Awkwafina (Crazy Rich Asians) stars as Billi, a young twenty-something living in New York and far away from her extended family in China, more specifically her adorable Nai Nai (Shuzhen Zhao). When Billi visits mother Jian (Diana Lin) and father Haiyan (Tzi Ma) there seems to be something off, a quiet tone that immediately makes her think something is wrong. That's because they've found out that Nai Nai has cancer, with a diagnosis of only a short time left to live. The plan becomes to not tell Nai Nai that she is dying, but take a trip back to China for one big party, a fake wedding specifically, to gather all of the family together, secretly celebrating the life of Nai Nai.

I could go deeper into what happens after, when the family arrives to China, but that would ruin the core purpose of The Farewell. What I really want to talk about is the fantastic success of writer/director Lulu Wang. It's not just that Wang has made an honest film, drawing from her own personal experience of her grandmother's diagnosis and family not telling, but because she finds a way to blend the humor and emotion of such a situation. The Farewell is not just heartwarming, but it is hilarious. Laughs arrive in spurts, with Billi delivering a brutal honesty, which reveals the generational gap that often stifles connections between the youth and their elders. Not to mention, the wedding scene will have you smiling from ear to ear, and will definitely want to attend a wedding that night. All of it seems worth it, because seeing Nai Nai's happiness makes the family feel right again.
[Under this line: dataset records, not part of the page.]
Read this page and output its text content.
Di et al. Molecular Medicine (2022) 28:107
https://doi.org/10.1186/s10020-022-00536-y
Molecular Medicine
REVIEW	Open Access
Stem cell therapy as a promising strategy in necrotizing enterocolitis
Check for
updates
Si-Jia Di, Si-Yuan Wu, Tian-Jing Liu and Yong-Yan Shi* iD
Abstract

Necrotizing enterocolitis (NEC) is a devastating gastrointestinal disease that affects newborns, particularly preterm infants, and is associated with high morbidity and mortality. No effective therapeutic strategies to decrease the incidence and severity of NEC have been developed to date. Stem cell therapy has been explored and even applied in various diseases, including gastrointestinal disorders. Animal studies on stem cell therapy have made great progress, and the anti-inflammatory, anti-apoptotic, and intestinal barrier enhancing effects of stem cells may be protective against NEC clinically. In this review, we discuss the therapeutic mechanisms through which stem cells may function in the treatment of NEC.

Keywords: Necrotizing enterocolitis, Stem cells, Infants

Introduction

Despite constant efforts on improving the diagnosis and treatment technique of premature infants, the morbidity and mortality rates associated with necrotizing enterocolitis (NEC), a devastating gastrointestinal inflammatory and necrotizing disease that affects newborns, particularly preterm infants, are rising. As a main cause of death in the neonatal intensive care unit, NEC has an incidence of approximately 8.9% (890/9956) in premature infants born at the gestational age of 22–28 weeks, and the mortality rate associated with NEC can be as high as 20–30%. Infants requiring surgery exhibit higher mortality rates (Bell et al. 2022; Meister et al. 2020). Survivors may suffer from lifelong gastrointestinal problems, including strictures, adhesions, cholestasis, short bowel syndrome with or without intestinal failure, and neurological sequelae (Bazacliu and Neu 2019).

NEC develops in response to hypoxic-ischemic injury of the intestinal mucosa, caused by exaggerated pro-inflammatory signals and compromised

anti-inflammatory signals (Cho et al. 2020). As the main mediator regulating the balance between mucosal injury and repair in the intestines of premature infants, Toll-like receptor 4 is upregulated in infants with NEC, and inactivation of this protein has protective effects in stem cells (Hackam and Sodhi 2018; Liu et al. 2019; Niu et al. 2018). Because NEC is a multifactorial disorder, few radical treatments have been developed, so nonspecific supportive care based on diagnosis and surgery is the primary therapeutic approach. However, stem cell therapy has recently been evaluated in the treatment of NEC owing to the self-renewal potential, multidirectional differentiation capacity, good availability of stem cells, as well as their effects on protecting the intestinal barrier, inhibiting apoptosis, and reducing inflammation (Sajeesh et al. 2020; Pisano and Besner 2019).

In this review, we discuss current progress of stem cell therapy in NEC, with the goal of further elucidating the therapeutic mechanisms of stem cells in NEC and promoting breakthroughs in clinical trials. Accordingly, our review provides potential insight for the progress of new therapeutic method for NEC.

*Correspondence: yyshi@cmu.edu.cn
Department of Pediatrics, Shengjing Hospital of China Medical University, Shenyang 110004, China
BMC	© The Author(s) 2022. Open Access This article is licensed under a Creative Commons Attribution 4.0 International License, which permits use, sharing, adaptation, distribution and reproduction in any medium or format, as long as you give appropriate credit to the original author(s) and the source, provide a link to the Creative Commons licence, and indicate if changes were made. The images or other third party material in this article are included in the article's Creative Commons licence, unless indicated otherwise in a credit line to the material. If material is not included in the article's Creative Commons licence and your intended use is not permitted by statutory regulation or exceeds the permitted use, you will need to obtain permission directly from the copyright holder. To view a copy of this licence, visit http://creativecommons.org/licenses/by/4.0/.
The Farewell is a great film, and the praise belongs primarily to the performances by Awkwafina and Shuzhen Zhao. Both show a natural ability to be authentic with their emotions, while introducing American audiences to these two fantastic actors and their range. You will hear me shouting till I lose my voice about how much Zhao should be nominated for a best supporting actor oscar. And underneath the two great performances, is a story that is equally enlightening. Lying is something these days that humans seem to always do. Lying to make ourselves feel better, lying to hide the truth from our children, lying to never face the reality of a situation. That is a human trait that is not being broken, no matter how many times we say that it is wrong. For Billie and her family, lying becomes a choice to avoid the truth about life. Nai Nai is the heart and soul of this family, a darling spirit that lights up every scene she walks into. If lying to her keeps her happy, naive to her mortality, then maybe this is the right choice? Maybe lying does have a purpose.
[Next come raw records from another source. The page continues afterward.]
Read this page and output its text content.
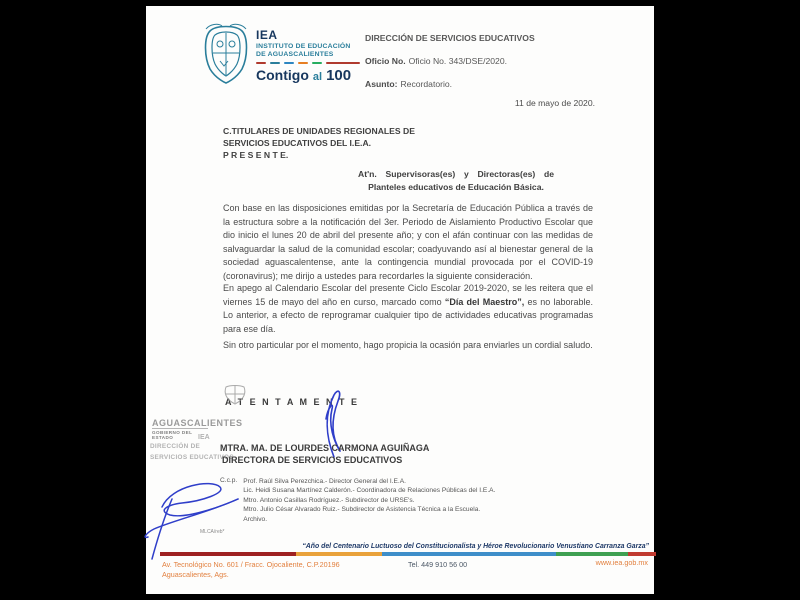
IEA
INSTITUTO DE EDUCACIÓN
DE AGUASCALIENTES
Contigo al 100
DIRECCIÓN DE SERVICIOS EDUCATIVOS
Oficio No. Oficio No. 343/DSE/2020.
Asunto: Recordatorio.
11 de mayo de 2020.
C.TITULARES DE UNIDADES REGIONALES DE
SERVICIOS EDUCATIVOS DEL I.E.A.
P R E S E N T E.
At'n. Supervisoras(es) y Directoras(es) de
Planteles educativos de Educación Básica.
Con base en las disposiciones emitidas por la Secretaría de Educación Pública a través de la estructura sobre a la notificación del 3er. Periodo de Aislamiento Productivo Escolar que dio inicio el lunes 20 de abril del presente año; y con el afán continuar con las medidas de salvaguardar la salud de la comunidad escolar; coadyuvando así al bienestar general de la sociedad aguascalentense, ante la contingencia mundial provocada por el COVID-19 (coronavirus); me dirijo a ustedes para recordarles la siguiente consideración.
En apego al Calendario Escolar del presente Ciclo Escolar 2019-2020, se les reitera que el viernes 15 de mayo del año en curso, marcado como “Día del Maestro”, es no laborable. Lo anterior, a efecto de reprogramar cualquier tipo de actividades educativas programadas para ese día.
Sin otro particular por el momento, hago propicia la ocasión para enviarles un cordial saludo.
A T E N T A M E N T E
AGUASCALIENTES
GOBIERNO DEL ESTADO	IEA
DIRECCIÓN DE
SERVICIOS EDUCATIVOS
MTRA. MA. DE LOURDES CARMONA AGUIÑAGA
DIRECTORA DE SERVICIOS EDUCATIVOS
C.c.p. Prof. Raúl Silva Perezchica.- Director General del I.E.A.
Lic. Heidi Susana Martínez Calderón.- Coordinadora de Relaciones Públicas del I.E.A.
Mtro. Antonio Casillas Rodríguez.- Subdirector de URSE's.
Mtro. Julio César Alvarado Ruiz.- Subdirector de Asistencia Técnica a la Escuela.
Archivo.
MLCA/reb*
“Año del Centenario Luctuoso del Constitucionalista y Héroe Revolucionario Venustiano Carranza Garza”
Av. Tecnológico No. 601 / Fracc. Ojocaliente, C.P.20196
Aguascalientes, Ags.
Tel. 449 910 56 00	www.iea.gob.mx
In the end, The Farewell is a rousing success. Tears will be shed by audiences, families will come together with a bond in seeing this film. Above all of it is the arrival of fantastic artists, making a movie about family, reminding us how important it is to connect with those around us. Lulu Wang opens a vein of experience and pours it out for us to be a part of. We are all better for it. The Farewell leaves a lasting impression on all of us.